Monday, March 17, 2014

20% Down?

There are two ways to pay for something. You can save, letting the power of compound interest work in your favor, or you can take out a loan and let compound interest work against you at much higher rates. Either way, you pay. Cash is almost always the preferable option, unless you are lucky enough to have a 3.5% mortgage from the early 1960s in the 10%+ stagflation of the late 1970s. Unfortunately for most couples, 100% down on their first home is simply not an option.

So how much of a down payment do you need to buy that new home?

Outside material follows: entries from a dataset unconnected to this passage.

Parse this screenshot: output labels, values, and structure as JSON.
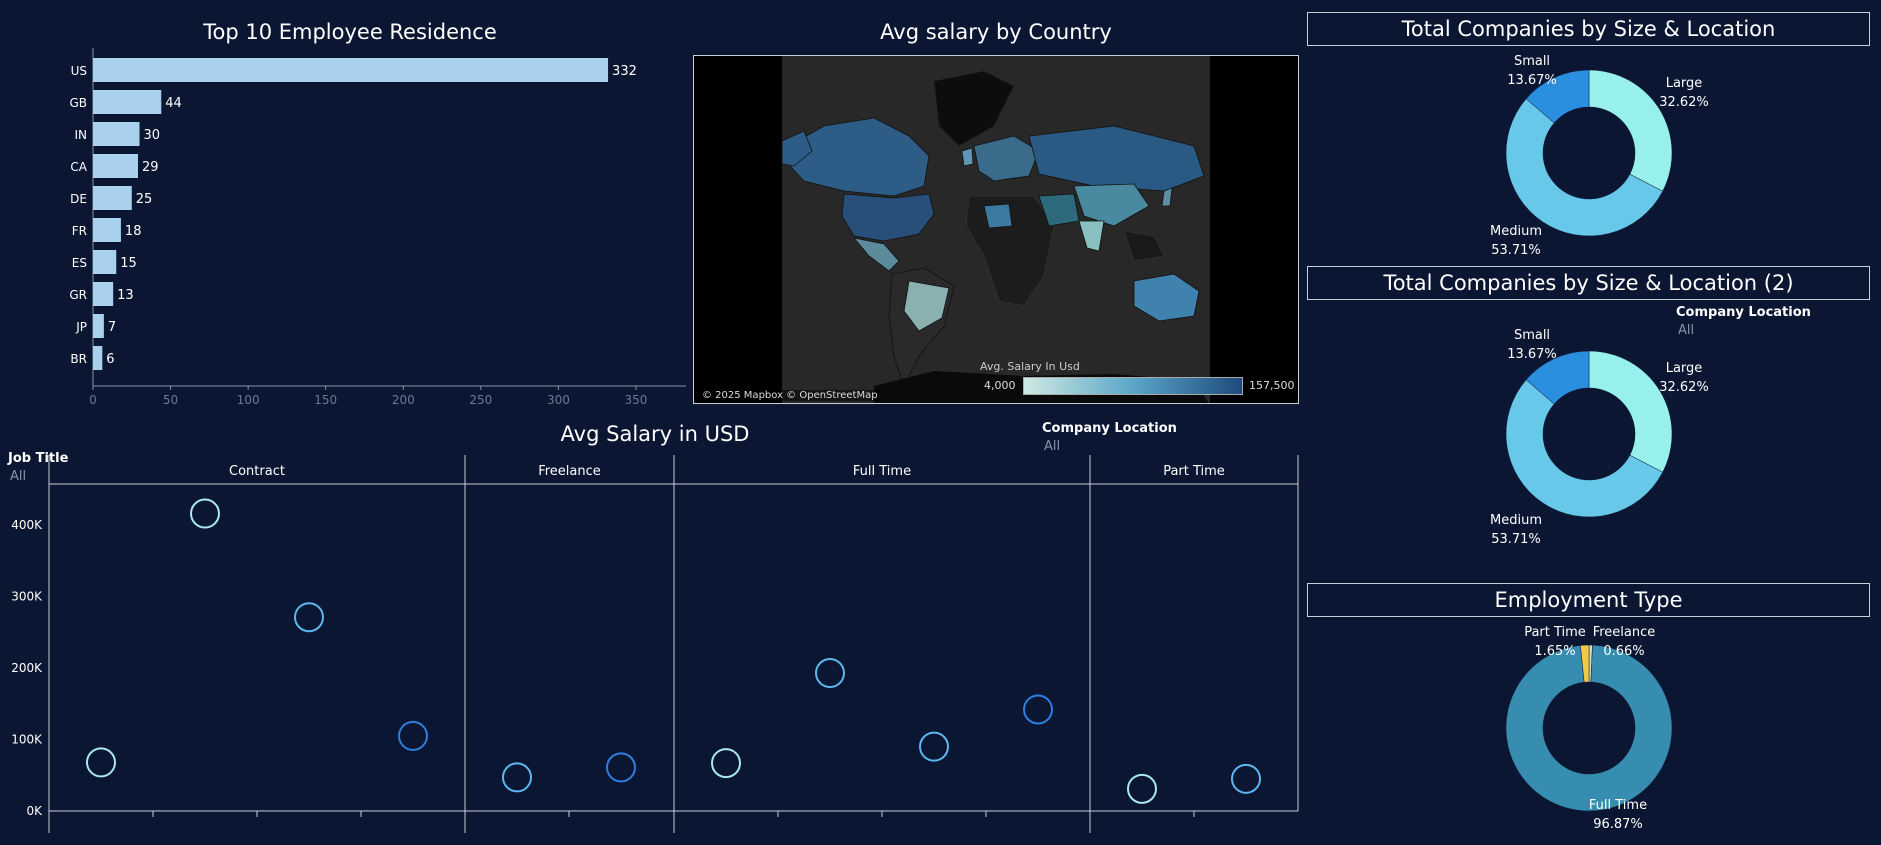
{
  "bar_title": "Top 10 Employee Residence",
  "map_title": "Avg salary by Country",
  "scatter_title": "Avg Salary in USD",
  "donut1_title": "Total Companies by Size & Location",
  "donut2_title": "Total Companies by Size & Location (2)",
  "donut3_title": "Employment Type",
  "map": {
    "attribution": "© 2025 Mapbox © OpenStreetMap",
    "legend_title": "Avg. Salary In Usd",
    "legend_min": "4,000",
    "legend_max": "157,500"
  },
  "filters": {
    "job_title_label": "Job Title",
    "job_title_value": "All",
    "company_location_label": "Company Location",
    "company_location_value": "All",
    "company_location2_label": "Company Location",
    "company_location2_value": "All"
  },
  "colors": {
    "background": "#0b1632",
    "bar": "#a9d1ee",
    "small": "#2b8fe0",
    "medium": "#67c8ea",
    "large": "#98f0ec",
    "full_time": "#378daf",
    "part_time": "#f0c94a",
    "freelance": "#d8d8c0"
  },
  "chart_data": [
    {
      "type": "bar",
      "orientation": "horizontal",
      "title": "Top 10 Employee Residence",
      "categories": [
        "US",
        "GB",
        "IN",
        "CA",
        "DE",
        "FR",
        "ES",
        "GR",
        "JP",
        "BR"
      ],
      "values": [
        332,
        44,
        30,
        29,
        25,
        18,
        15,
        13,
        7,
        6
      ],
      "xlim": [
        0,
        370
      ],
      "xticks": [
        0,
        50,
        100,
        150,
        200,
        250,
        300,
        350
      ]
    },
    {
      "type": "scatter",
      "title": "Avg Salary in USD",
      "panels": [
        "Contract",
        "Freelance",
        "Full Time",
        "Part Time"
      ],
      "yticks": [
        0,
        100000,
        200000,
        300000,
        400000
      ],
      "ytick_labels": [
        "0K",
        "100K",
        "200K",
        "300K",
        "400K"
      ],
      "points": [
        {
          "panel": "Contract",
          "slot": 0,
          "y": 68000,
          "size": "Large"
        },
        {
          "panel": "Contract",
          "slot": 1,
          "y": 416000,
          "size": "Large"
        },
        {
          "panel": "Contract",
          "slot": 2,
          "y": 271000,
          "size": "Medium"
        },
        {
          "panel": "Contract",
          "slot": 3,
          "y": 105000,
          "size": "Small"
        },
        {
          "panel": "Freelance",
          "slot": 0,
          "y": 47000,
          "size": "Medium"
        },
        {
          "panel": "Freelance",
          "slot": 1,
          "y": 61000,
          "size": "Small"
        },
        {
          "panel": "Full Time",
          "slot": 0,
          "y": 67000,
          "size": "Large"
        },
        {
          "panel": "Full Time",
          "slot": 1,
          "y": 193000,
          "size": "Medium"
        },
        {
          "panel": "Full Time",
          "slot": 2,
          "y": 90000,
          "size": "Medium"
        },
        {
          "panel": "Full Time",
          "slot": 3,
          "y": 142000,
          "size": "Small"
        },
        {
          "panel": "Part Time",
          "slot": 0,
          "y": 31000,
          "size": "Large"
        },
        {
          "panel": "Part Time",
          "slot": 1,
          "y": 45000,
          "size": "Medium"
        }
      ]
    },
    {
      "type": "pie",
      "donut": true,
      "title": "Total Companies by Size & Location",
      "slices": [
        {
          "label": "Large",
          "value": 32.62,
          "pct_label": "32.62%"
        },
        {
          "label": "Medium",
          "value": 53.71,
          "pct_label": "53.71%"
        },
        {
          "label": "Small",
          "value": 13.67,
          "pct_label": "13.67%"
        }
      ]
    },
    {
      "type": "pie",
      "donut": true,
      "title": "Total Companies by Size & Location (2)",
      "slices": [
        {
          "label": "Large",
          "value": 32.62,
          "pct_label": "32.62%"
        },
        {
          "label": "Medium",
          "value": 53.71,
          "pct_label": "53.71%"
        },
        {
          "label": "Small",
          "value": 13.67,
          "pct_label": "13.67%"
        }
      ]
    },
    {
      "type": "pie",
      "donut": true,
      "title": "Employment Type",
      "slices": [
        {
          "label": "Freelance",
          "value": 0.66,
          "pct_label": "0.66%"
        },
        {
          "label": "Full Time",
          "value": 96.87,
          "pct_label": "96.87%"
        },
        {
          "label": "Part Time",
          "value": 1.65,
          "pct_label": "1.65%"
        }
      ]
    }
  ]
}
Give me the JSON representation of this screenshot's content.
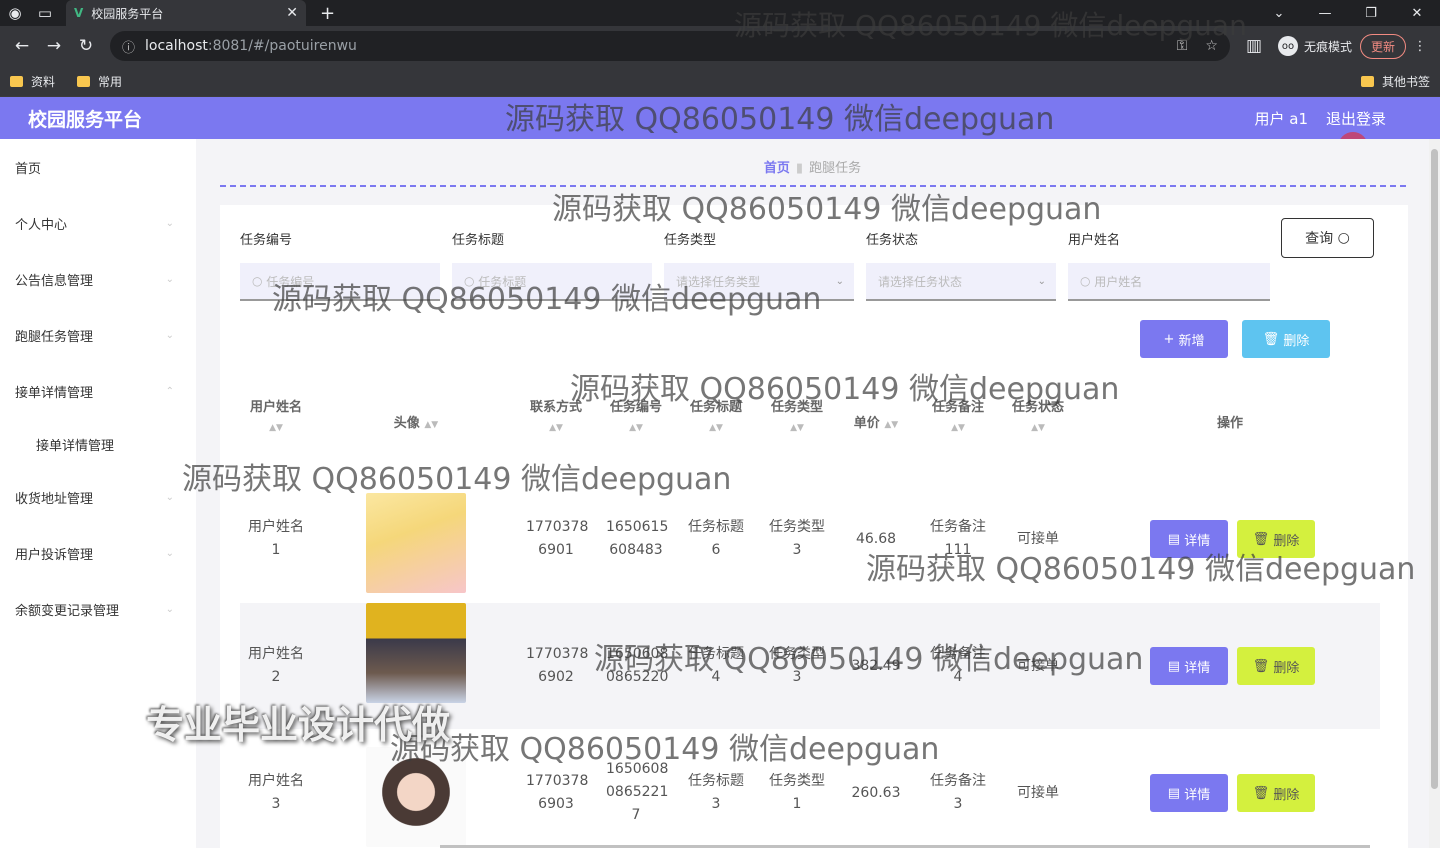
{
  "browser": {
    "tab_title": "校园服务平台",
    "url_host": "localhost",
    "url_path": ":8081/#/paotuirenwu",
    "incognito_label": "无痕模式",
    "update_label": "更新",
    "bookmarks": [
      "资料",
      "常用"
    ],
    "other_bookmarks": "其他书签"
  },
  "header": {
    "brand": "校园服务平台",
    "user": "用户 a1",
    "logout": "退出登录"
  },
  "sidebar": {
    "items": [
      {
        "label": "首页"
      },
      {
        "label": "个人中心"
      },
      {
        "label": "公告信息管理"
      },
      {
        "label": "跑腿任务管理"
      },
      {
        "label": "接单详情管理"
      },
      {
        "label": "接单详情管理"
      },
      {
        "label": "收货地址管理"
      },
      {
        "label": "用户投诉管理"
      },
      {
        "label": "余额变更记录管理"
      }
    ]
  },
  "breadcrumb": {
    "home": "首页",
    "current": "跑腿任务"
  },
  "filters": {
    "task_no": {
      "label": "任务编号",
      "placeholder": "任务编号"
    },
    "task_title": {
      "label": "任务标题",
      "placeholder": "任务标题"
    },
    "task_type": {
      "label": "任务类型",
      "placeholder": "请选择任务类型"
    },
    "task_status": {
      "label": "任务状态",
      "placeholder": "请选择任务状态"
    },
    "user_name": {
      "label": "用户姓名",
      "placeholder": "用户姓名"
    },
    "search_label": "查询"
  },
  "actions": {
    "add": "新增",
    "delete": "删除"
  },
  "table": {
    "headers": {
      "user_name": "用户姓名",
      "avatar": "头像",
      "phone": "联系方式",
      "task_no": "任务编号",
      "task_title": "任务标题",
      "task_type": "任务类型",
      "price": "单价",
      "remark": "任务备注",
      "status": "任务状态",
      "ops": "操作"
    },
    "detail_label": "详情",
    "delete_label": "删除",
    "rows": [
      {
        "name_a": "用户姓名",
        "name_b": "1",
        "phone_a": "1770378",
        "phone_b": "6901",
        "no_a": "1650615",
        "no_b": "608483",
        "no_c": "",
        "title_a": "任务标题",
        "title_b": "6",
        "type_a": "任务类型",
        "type_b": "3",
        "price": "46.68",
        "remark_a": "任务备注",
        "remark_b": "111",
        "status": "可接单",
        "avatar_color": "#f5d77a"
      },
      {
        "name_a": "用户姓名",
        "name_b": "2",
        "phone_a": "1770378",
        "phone_b": "6902",
        "no_a": "1650608",
        "no_b": "0865220",
        "no_c": "",
        "title_a": "任务标题",
        "title_b": "4",
        "type_a": "任务类型",
        "type_b": "3",
        "price": "382.49",
        "remark_a": "任务备注",
        "remark_b": "4",
        "status": "可接单",
        "avatar_color": "#e0b31f"
      },
      {
        "name_a": "用户姓名",
        "name_b": "3",
        "phone_a": "1770378",
        "phone_b": "6903",
        "no_a": "1650608",
        "no_b": "0865221",
        "no_c": "7",
        "title_a": "任务标题",
        "title_b": "3",
        "type_a": "任务类型",
        "type_b": "1",
        "price": "260.63",
        "remark_a": "任务备注",
        "remark_b": "3",
        "status": "可接单",
        "avatar_color": "#fafafa"
      }
    ]
  },
  "watermarks": {
    "text": "源码获取 QQ86050149 微信deepguan",
    "promo": "专业毕业设计代做"
  }
}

The new answer is 20% down. That is the minimum requirement to avoid Lenders’ Mortgage Insurance generally termed, Private Mortgage Insurance (PMI). Unless you can come up with a 20% down payment, the lender will require you to pay for an insurance policy to protect his bank from the possibility of your default. Typically the annual cost of PMI runs from about 0.3% to 1.15% of the original loan. On a $200,000 home that might be something like $200,000 X 0.01/12 = $166.67 a month for the next 30 years. That could be $60,000 that is not going into your Roth IRA or some other worthy cause. If that money went into your Roth at the rate of $166.67 a month for 30 years at a very realistic 7.0% rate of return, you would lose $203,340.68 that you could have spent in retirement. Small decisions involving the power of compound interest can drastically affect the outcome of our lives.

If you live in a high cost metropolitan area, double those numbers!

While most private mortgage loans will allow you to drop PMI payments when you reach 20% equity by some combination of paying down the original loan and an increase in the value of your property over time, it is up to you to notify the lender and prove that this is a fact by paying for a home appraisal. Finding a qualified home appraiser who will realistically value your home is not a given. Short sales or foreclosures can skew the comparable home values in your neighborhood. Fannie Mae and Freddie Mac lenders can not work directly with appraisers. Therefore they work through Appraisal Management Companies. Some of the people who work for these companies are unqualified or may be unfamiliar with your particular neighborhood.

Some mortgages will require PMI for the first two or three years of the loan, no matter how your equity position changes during that time period. Some of the new FHA loans will require PMI for the entire term of the loan. I have a sneaking suspicion this might well become the new normal, so be careful what you sign.

To avoid PMI on a home valued by an appraiser at $200,000 the buyers need to cough up $40,000 in cash. That is a very tall order for a young couple. However, that is the best path in the current environment.

There is another reason to bring a substantial down payment to the table when buying your first home. When the real estate bubble popped in the slow motion train wreck of 2006 to 2009 as many as one third of the home owners in America found they were underwater. This condition is also called upside down. This occurs when you still owe more on the house than the house is worth. In such a situation you can not sell the house unless you can come up with the difference between the sales price and the mortgage balance in cash. As the unemployment rate spiked to the highest levels in nearly 30 years, far too many Americans lost their jobs at the same time they could no longer sell their homes in order to avoid foreclosure. Even if they found a new job in another city they were still saddled with a mortgage in another town. If they couldn’t find a renter, they were forced to continue payments for an empty home or face foreclosure and personal bankruptcy.

Under the best of conditions, debt is a dangerous companion to invite into your life. Be careful. I know that paying rent seems like throwing money down a hole. We did it for twelve years. Your genes, your Government, the banks, and your friends are all telling you to buy a home without carefully counting the cost. Waiting an extra three or four years to build an emergency fund and a substantial down payment may prove to be the best and cheapest mortgage insurance policy you can possibly buy.